А когда мы, переодевшись, собирались уже идти питаться, к определённому часу, вместе с археологами, к нам заглянул какой-то мальчуган и попросил зайти в домик директора. Мы переглянулись, но поскольку и без того были готовы покинуть помещение, немедленно пошли туда, куда нас позвали. В большой комнате, за длинным столом, во главе которого восседал сам Фёдорыч, директор музея-заповедника “Танаис”, сидела ещё полноватая, но весьма энергичная дама, как выяснилось, та самая Нателла, и ещё несколько человек, явно сотрудников музея.
- Здравствуйте, - начал Фёдорыч, - присаживайтесь. Событие, по поводу которого мы вынуждены собраться, достаточно необычно, и поэтому прошу всех проявить максимум серьёзности. Прошу Вас, Нателла.
- Дело в том, - Нателла обращалась непосредственно ко мне, - что один из членов нашего кружка, о котором Вы наверняка наслышаны, некоторое время назад, попал под мистическое влияние, неким образом связанное с Вашей персоной.
- Да, - отвечал я как можно напыщение, - как только мне стало известно это, я счёл своим долгом немедленно прибыть сюда, чтобы разобраться в сложившейся ситуации на месте. Хотелось бы узнать подробности происходящего от Вас, лично.
- Конечно. Мы внимательно наблюдаем за тем, что происходит внутри нашего коллектива. Ещё с осени Павел Горюнов начал проявлять признаки неадекватного отношения к действительности, а из приватных бесед выяснилось, что это связано с неким религиозным знанием, полученным непосредственно от Вас, что подтверждается хранимой Горюновым, как я только что убедилась, именно Вашей фотографией. Вы, лично, представляете, чем это может грозить Вам по закону?
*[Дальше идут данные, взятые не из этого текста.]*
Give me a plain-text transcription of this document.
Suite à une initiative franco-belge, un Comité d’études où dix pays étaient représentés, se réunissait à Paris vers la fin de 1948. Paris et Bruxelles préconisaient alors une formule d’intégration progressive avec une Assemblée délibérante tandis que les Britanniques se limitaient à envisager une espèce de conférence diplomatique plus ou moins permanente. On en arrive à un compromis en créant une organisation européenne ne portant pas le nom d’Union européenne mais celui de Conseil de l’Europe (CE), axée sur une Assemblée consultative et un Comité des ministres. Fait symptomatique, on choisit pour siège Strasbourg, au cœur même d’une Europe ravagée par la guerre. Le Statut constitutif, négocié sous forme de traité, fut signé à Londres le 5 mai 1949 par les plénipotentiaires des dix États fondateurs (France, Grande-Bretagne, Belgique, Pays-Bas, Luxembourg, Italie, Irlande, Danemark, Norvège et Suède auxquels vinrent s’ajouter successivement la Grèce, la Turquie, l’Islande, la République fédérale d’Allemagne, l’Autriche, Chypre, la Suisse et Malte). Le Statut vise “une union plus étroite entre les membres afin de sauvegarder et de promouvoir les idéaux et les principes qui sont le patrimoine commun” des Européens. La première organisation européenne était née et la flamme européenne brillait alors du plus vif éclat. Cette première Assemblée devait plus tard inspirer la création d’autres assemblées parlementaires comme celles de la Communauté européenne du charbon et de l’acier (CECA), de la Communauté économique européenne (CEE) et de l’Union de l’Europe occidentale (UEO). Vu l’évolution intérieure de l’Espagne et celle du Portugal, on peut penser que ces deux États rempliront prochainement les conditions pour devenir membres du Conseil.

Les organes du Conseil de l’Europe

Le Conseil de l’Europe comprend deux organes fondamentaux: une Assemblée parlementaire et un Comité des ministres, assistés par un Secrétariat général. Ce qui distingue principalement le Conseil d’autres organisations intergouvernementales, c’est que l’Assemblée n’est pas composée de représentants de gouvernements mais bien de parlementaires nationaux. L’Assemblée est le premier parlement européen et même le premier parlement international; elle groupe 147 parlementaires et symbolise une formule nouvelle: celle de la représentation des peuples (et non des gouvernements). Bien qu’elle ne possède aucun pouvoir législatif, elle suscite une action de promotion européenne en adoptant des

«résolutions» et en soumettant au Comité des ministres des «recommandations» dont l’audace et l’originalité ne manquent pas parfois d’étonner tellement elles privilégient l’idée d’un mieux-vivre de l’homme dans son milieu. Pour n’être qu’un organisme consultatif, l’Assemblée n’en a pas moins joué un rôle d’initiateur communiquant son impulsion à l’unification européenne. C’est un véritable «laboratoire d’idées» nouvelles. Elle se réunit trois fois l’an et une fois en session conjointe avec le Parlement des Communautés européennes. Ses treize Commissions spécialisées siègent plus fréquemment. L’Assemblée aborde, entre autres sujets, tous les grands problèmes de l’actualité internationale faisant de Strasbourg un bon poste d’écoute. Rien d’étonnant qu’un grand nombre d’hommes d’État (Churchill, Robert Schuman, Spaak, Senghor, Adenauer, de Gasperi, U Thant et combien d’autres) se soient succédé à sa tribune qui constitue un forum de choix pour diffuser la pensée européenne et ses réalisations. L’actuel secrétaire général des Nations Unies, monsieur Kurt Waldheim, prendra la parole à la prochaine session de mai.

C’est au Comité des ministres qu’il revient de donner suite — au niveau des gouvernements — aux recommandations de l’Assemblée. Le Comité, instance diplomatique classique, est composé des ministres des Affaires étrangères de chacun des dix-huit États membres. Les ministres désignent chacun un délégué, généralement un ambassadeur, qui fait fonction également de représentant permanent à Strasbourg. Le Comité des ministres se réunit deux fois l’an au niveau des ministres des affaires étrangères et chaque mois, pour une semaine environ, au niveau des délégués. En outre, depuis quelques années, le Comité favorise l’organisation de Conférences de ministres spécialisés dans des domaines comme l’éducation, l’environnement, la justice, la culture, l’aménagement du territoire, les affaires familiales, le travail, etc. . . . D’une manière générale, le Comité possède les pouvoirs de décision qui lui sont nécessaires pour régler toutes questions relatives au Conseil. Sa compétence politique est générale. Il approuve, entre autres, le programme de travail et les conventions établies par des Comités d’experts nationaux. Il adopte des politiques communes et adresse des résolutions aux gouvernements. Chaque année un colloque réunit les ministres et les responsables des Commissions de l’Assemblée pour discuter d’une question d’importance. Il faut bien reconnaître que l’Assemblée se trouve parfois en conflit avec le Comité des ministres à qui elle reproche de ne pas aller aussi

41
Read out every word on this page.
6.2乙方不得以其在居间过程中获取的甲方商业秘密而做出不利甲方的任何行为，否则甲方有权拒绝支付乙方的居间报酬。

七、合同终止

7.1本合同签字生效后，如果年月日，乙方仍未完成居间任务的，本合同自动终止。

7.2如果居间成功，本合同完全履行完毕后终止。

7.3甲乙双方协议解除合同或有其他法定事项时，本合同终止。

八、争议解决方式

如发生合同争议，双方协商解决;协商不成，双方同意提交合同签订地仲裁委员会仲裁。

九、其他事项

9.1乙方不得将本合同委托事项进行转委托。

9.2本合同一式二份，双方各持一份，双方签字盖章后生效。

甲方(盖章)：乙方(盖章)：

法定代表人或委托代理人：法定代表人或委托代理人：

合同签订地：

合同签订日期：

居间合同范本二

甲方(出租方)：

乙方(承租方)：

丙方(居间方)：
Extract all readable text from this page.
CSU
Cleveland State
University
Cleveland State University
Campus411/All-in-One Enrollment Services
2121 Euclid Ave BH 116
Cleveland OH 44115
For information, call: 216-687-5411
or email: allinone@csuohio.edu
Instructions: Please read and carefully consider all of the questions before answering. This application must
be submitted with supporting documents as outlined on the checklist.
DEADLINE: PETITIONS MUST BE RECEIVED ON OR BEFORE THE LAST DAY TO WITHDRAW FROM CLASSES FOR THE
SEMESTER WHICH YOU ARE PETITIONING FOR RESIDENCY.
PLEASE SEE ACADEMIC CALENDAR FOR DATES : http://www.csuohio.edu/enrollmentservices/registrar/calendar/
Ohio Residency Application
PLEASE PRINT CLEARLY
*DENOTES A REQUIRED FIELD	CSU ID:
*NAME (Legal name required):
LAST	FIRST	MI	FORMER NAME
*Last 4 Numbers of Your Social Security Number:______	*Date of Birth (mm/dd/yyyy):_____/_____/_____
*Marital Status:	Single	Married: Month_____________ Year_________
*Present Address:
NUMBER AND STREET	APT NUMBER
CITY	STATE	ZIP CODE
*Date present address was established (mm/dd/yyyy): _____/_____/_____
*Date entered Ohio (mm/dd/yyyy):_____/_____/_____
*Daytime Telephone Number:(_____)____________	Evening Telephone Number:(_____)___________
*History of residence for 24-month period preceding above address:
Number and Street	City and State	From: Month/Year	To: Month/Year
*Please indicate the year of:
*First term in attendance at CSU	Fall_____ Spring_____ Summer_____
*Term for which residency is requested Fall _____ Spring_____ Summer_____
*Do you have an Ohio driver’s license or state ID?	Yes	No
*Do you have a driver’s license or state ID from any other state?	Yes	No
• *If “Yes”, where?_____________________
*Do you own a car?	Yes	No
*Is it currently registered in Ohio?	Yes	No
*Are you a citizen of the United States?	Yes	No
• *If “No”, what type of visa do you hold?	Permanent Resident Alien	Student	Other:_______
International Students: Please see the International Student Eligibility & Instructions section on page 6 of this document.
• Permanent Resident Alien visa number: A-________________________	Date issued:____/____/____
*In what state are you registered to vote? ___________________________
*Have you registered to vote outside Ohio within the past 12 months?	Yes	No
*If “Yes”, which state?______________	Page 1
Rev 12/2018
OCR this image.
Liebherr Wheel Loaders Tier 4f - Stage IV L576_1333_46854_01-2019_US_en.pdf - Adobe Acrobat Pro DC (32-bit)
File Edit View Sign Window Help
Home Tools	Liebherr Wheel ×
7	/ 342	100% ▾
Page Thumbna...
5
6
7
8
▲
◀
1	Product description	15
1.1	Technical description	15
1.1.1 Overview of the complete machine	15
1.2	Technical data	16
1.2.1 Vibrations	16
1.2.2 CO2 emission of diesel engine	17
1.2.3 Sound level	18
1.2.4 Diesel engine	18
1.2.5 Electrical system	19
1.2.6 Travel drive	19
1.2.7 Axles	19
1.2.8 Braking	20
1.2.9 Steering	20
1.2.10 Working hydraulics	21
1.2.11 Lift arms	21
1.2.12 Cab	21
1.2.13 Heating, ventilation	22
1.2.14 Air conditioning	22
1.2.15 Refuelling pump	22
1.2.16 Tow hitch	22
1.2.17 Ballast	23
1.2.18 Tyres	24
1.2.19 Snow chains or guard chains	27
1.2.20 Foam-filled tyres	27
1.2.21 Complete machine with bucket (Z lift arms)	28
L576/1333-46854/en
- Ну, для начала надо разобраться, какое отношение моя, допустим, фотография, имеет к какой бы то ни было мистике. Об этом я хотел бы и поговорить непосредственно с Павлом.
- Подождите, это ещё не всё. Павел хранил, в добавок, и некие Ваши высказывания, которые и привели его в это состояние. Он не показывал их никому, но утверждал, что для полноты изложенного там мистического знания ему не хватает одной вещи, имея у себя которую, согласно Вашей теории, он будет обладать некой полнотой знания и власти. Понимаете?
- Нет. Совершенно ничего не понимаю. И что это ещё за вещь такая? Могу я, в конце концов, увидеть его, чтобы разобраться во всей этой ерунде?
- Не можете, - вступил в разговор Фёдорыч, - так как сегодня, как раз в день Вашего приезда сюда, выяснилось, что накануне вечером Павел завладел-таки требуемой ему вещью, и исчез в неизвестном направлении.
- Вот это да! Так чем же таким важным он успел завладеть так вовремя?
- Дело, между прочим, нешуточное. Это сарматская Тамга из нашей экспозиции.